The County and City of Denver has defined 79 official neighborhoods which the city and community groups use for planning and administration. Although the city's delineation of the neighborhood boundaries is somewhat arbitrary, it corresponds roughly to the definitions used by residents. These "neighborhoods" should not be confused with cities or suburbs, which are separate entities within the metro area.

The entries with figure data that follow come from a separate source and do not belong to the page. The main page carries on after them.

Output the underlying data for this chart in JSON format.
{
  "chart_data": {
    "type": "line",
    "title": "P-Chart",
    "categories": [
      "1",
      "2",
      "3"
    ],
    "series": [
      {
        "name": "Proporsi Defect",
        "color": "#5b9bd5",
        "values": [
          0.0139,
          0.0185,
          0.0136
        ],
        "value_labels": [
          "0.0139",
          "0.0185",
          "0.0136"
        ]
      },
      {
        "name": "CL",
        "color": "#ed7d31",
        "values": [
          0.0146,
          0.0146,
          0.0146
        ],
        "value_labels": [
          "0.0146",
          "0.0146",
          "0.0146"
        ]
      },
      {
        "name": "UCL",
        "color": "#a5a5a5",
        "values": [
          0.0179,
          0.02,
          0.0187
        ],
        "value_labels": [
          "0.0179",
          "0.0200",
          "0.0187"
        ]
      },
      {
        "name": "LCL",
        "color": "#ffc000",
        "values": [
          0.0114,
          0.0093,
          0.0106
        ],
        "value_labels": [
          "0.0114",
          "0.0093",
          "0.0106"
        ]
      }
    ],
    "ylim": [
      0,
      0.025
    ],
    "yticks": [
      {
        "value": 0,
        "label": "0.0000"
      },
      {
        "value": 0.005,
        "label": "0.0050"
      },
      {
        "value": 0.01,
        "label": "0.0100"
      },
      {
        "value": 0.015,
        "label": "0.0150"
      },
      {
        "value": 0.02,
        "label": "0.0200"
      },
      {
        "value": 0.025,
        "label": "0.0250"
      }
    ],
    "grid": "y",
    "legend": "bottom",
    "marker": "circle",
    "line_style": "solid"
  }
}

These neighborhoods' character vary significantly from each other and include everything from large skyscrapers to turn of the twentieth century houses to modern, suburban style developments. Generally, the neighborhoods closest to the city center are denser, older and contain more brick building material. Many neighborhoods away from the city center were developed after World War II, and are built with more modern materials and style. Some of the neighborhoods even further from the city center, or recently redeveloped parcels anywhere in the city have either very suburban characteristics or are new urbanist developments that attempt to recreate the feel of older neighborhoods. Most neighborhoods contain parks or other features that are the focal point for the neighborhood.
Denver also has a number of neighborhoods not reflected in the administrative boundaries. Sometimes, these neighborhoods reflect the way people in an area identify themselves; sometimes, they reflect how others, such as real estate developers, have defined those areas.

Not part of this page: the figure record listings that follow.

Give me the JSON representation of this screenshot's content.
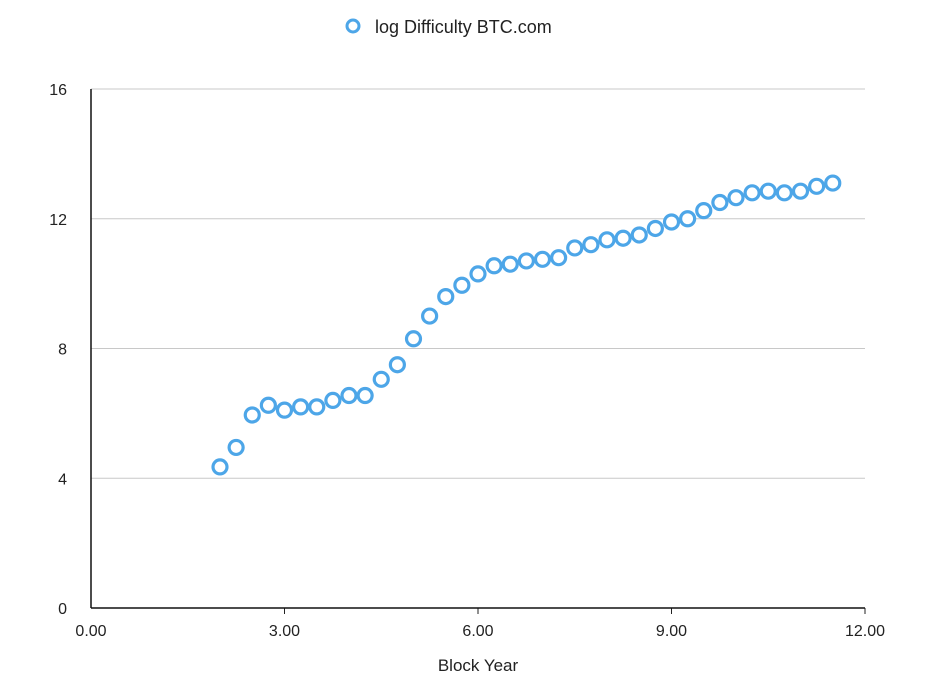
{
  "chart_data": {
    "type": "scatter",
    "title": "",
    "xlabel": "Block Year",
    "ylabel": "",
    "xlim": [
      0,
      12
    ],
    "ylim": [
      0,
      16
    ],
    "x_ticks": [
      "0.00",
      "3.00",
      "6.00",
      "9.00",
      "12.00"
    ],
    "y_ticks": [
      "0",
      "4",
      "8",
      "12",
      "16"
    ],
    "grid": "horizontal",
    "legend": "top-center",
    "marker_color": "#4da6e8",
    "series": [
      {
        "name": "log Difficulty BTC.com",
        "points": [
          {
            "x": 2.0,
            "y": 4.35
          },
          {
            "x": 2.25,
            "y": 4.95
          },
          {
            "x": 2.5,
            "y": 5.95
          },
          {
            "x": 2.75,
            "y": 6.25
          },
          {
            "x": 3.0,
            "y": 6.1
          },
          {
            "x": 3.25,
            "y": 6.2
          },
          {
            "x": 3.5,
            "y": 6.2
          },
          {
            "x": 3.75,
            "y": 6.4
          },
          {
            "x": 4.0,
            "y": 6.55
          },
          {
            "x": 4.25,
            "y": 6.55
          },
          {
            "x": 4.5,
            "y": 7.05
          },
          {
            "x": 4.75,
            "y": 7.5
          },
          {
            "x": 5.0,
            "y": 8.3
          },
          {
            "x": 5.25,
            "y": 9.0
          },
          {
            "x": 5.5,
            "y": 9.6
          },
          {
            "x": 5.75,
            "y": 9.95
          },
          {
            "x": 6.0,
            "y": 10.3
          },
          {
            "x": 6.25,
            "y": 10.55
          },
          {
            "x": 6.5,
            "y": 10.6
          },
          {
            "x": 6.75,
            "y": 10.7
          },
          {
            "x": 7.0,
            "y": 10.75
          },
          {
            "x": 7.25,
            "y": 10.8
          },
          {
            "x": 7.5,
            "y": 11.1
          },
          {
            "x": 7.75,
            "y": 11.2
          },
          {
            "x": 8.0,
            "y": 11.35
          },
          {
            "x": 8.25,
            "y": 11.4
          },
          {
            "x": 8.5,
            "y": 11.5
          },
          {
            "x": 8.75,
            "y": 11.7
          },
          {
            "x": 9.0,
            "y": 11.9
          },
          {
            "x": 9.25,
            "y": 12.0
          },
          {
            "x": 9.5,
            "y": 12.25
          },
          {
            "x": 9.75,
            "y": 12.5
          },
          {
            "x": 10.0,
            "y": 12.65
          },
          {
            "x": 10.25,
            "y": 12.8
          },
          {
            "x": 10.5,
            "y": 12.85
          },
          {
            "x": 10.75,
            "y": 12.8
          },
          {
            "x": 11.0,
            "y": 12.85
          },
          {
            "x": 11.25,
            "y": 13.0
          },
          {
            "x": 11.5,
            "y": 13.1
          }
        ]
      }
    ]
  }
}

Well-known neighborhoods include the historic and trendy LoDo (short for "Lower Downtown"), part of the city's Union Station neighborhood; Capitol Hill, Highland, Washington Park, Lowry; Uptown, part of the North Capitol Hill neighborhood; Curtis Park, part of the Five Points neighborhood; Alamo Placita, the northern part of the Speer neighborhood; Park Hill, a successful example of intentional racial integration; and Golden Triangle, in the Civic Center.